Although the Oldham band never quite achieved the same mainstream success as those that they inspired, there is no doubting the fact that Britpop’s inherent sound would be virtually unrecognisable were it not for their influence on the scene during its very early years.
The Stone Roses – ‘She Bangs The Drums’

In a league entirely of their own, The Stone Roses’ sound was all over the Britpop scene, even if the band themselves spent the majority of that period enmeshed in lengthy legal proceedings. Uniting the sounds of Manchester’s acid house revolution with their indie rock sensibilities and a healthy appreciation of 1960s psychedelia, the Ian Brown-fronted group fostered a sound like no other and left a countless array of young bands trying anything to replicate the same infectious energy.

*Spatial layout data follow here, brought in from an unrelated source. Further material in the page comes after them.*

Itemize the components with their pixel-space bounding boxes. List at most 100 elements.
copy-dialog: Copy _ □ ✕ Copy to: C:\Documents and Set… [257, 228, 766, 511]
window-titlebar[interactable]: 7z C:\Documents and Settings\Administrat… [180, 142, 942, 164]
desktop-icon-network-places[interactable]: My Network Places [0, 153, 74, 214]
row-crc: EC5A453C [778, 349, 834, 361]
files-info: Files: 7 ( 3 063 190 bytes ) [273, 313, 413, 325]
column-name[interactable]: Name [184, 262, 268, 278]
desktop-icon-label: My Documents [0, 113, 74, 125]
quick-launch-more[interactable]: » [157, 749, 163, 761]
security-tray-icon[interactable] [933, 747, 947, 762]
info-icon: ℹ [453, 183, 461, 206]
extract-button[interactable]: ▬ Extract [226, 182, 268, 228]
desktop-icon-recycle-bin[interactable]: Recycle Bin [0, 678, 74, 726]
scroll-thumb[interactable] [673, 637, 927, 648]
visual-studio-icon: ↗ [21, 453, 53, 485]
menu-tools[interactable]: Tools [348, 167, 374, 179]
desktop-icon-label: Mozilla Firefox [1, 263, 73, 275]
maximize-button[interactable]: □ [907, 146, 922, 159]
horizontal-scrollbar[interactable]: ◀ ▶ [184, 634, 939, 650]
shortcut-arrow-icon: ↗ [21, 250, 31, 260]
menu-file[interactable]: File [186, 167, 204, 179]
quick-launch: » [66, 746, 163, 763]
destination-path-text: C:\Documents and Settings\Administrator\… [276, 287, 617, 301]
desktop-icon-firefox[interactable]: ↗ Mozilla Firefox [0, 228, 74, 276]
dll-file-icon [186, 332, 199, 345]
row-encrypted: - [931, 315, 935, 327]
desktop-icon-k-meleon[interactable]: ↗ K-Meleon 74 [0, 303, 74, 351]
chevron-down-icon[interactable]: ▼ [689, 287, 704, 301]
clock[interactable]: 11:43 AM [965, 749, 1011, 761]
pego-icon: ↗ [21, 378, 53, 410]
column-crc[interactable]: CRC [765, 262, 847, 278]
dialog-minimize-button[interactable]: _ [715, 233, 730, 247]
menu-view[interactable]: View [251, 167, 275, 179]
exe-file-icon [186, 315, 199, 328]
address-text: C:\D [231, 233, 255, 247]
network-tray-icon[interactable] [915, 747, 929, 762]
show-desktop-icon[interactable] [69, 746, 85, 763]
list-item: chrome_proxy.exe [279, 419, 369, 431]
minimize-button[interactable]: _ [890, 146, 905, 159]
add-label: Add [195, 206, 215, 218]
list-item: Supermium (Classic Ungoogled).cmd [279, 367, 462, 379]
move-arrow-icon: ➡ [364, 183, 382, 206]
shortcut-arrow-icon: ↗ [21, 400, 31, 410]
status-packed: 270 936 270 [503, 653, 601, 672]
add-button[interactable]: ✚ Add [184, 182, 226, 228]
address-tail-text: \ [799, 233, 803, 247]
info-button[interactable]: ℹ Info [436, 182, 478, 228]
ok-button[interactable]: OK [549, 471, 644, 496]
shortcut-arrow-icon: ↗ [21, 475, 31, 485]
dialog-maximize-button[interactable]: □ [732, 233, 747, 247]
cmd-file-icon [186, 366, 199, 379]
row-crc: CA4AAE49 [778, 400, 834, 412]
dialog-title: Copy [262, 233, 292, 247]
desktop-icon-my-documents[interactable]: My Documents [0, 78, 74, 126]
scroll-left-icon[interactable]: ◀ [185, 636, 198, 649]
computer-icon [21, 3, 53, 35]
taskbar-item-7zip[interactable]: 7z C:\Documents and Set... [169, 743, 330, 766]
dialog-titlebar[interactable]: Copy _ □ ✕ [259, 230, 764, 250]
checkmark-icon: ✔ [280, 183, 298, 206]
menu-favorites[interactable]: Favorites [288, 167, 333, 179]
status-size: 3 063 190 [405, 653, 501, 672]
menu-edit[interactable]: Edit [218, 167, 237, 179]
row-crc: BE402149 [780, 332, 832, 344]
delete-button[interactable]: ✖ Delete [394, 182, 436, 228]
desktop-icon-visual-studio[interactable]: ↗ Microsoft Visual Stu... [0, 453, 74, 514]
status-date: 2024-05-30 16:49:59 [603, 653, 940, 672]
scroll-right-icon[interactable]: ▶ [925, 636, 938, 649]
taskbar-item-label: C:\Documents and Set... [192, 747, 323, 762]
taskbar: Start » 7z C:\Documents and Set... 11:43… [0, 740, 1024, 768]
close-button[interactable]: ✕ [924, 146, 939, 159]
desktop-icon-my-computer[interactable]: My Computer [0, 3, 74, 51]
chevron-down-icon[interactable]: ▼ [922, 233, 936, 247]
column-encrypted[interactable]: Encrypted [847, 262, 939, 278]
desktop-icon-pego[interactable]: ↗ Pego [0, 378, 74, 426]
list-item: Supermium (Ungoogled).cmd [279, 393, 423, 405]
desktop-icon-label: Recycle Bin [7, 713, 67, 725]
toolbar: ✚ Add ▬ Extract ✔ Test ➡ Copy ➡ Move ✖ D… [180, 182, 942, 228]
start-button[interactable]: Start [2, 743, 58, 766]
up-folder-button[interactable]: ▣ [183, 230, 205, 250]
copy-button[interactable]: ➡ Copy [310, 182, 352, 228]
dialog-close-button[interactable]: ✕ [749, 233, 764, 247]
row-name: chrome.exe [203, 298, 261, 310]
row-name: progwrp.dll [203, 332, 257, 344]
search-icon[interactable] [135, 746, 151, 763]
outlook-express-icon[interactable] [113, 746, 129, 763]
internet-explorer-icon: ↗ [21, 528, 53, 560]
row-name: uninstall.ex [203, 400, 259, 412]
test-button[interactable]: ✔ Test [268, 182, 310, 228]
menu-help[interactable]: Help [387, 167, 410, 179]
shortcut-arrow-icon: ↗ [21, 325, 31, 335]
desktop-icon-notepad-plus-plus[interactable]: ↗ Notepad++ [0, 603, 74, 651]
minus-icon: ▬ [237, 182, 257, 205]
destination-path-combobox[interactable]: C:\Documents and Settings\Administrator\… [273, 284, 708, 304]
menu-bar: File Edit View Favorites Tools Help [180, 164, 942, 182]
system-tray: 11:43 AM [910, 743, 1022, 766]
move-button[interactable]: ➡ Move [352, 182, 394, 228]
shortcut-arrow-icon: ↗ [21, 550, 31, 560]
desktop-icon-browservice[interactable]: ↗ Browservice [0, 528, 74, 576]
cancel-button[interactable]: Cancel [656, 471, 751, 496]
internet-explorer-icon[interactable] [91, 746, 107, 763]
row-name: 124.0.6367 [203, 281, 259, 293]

‘She Bangs The Drums’, in particular, is awash with the influence of the 1960s rock and pop that Britpop constantly harked back to, while also acting as a perfect encapsulation of the Roses’ distinctive output. It has everything: inspiring optimism, catchy hooks, and the kind of edge that could only have arisen from their formative experiences in 1980s Manchester.
You only need to listen to Oasis’ early demo recordings, like ‘Take Me’, to realise the fact that virtually every Britpop outfit was, at one point or another, doing a bad impression of The Stone Roses.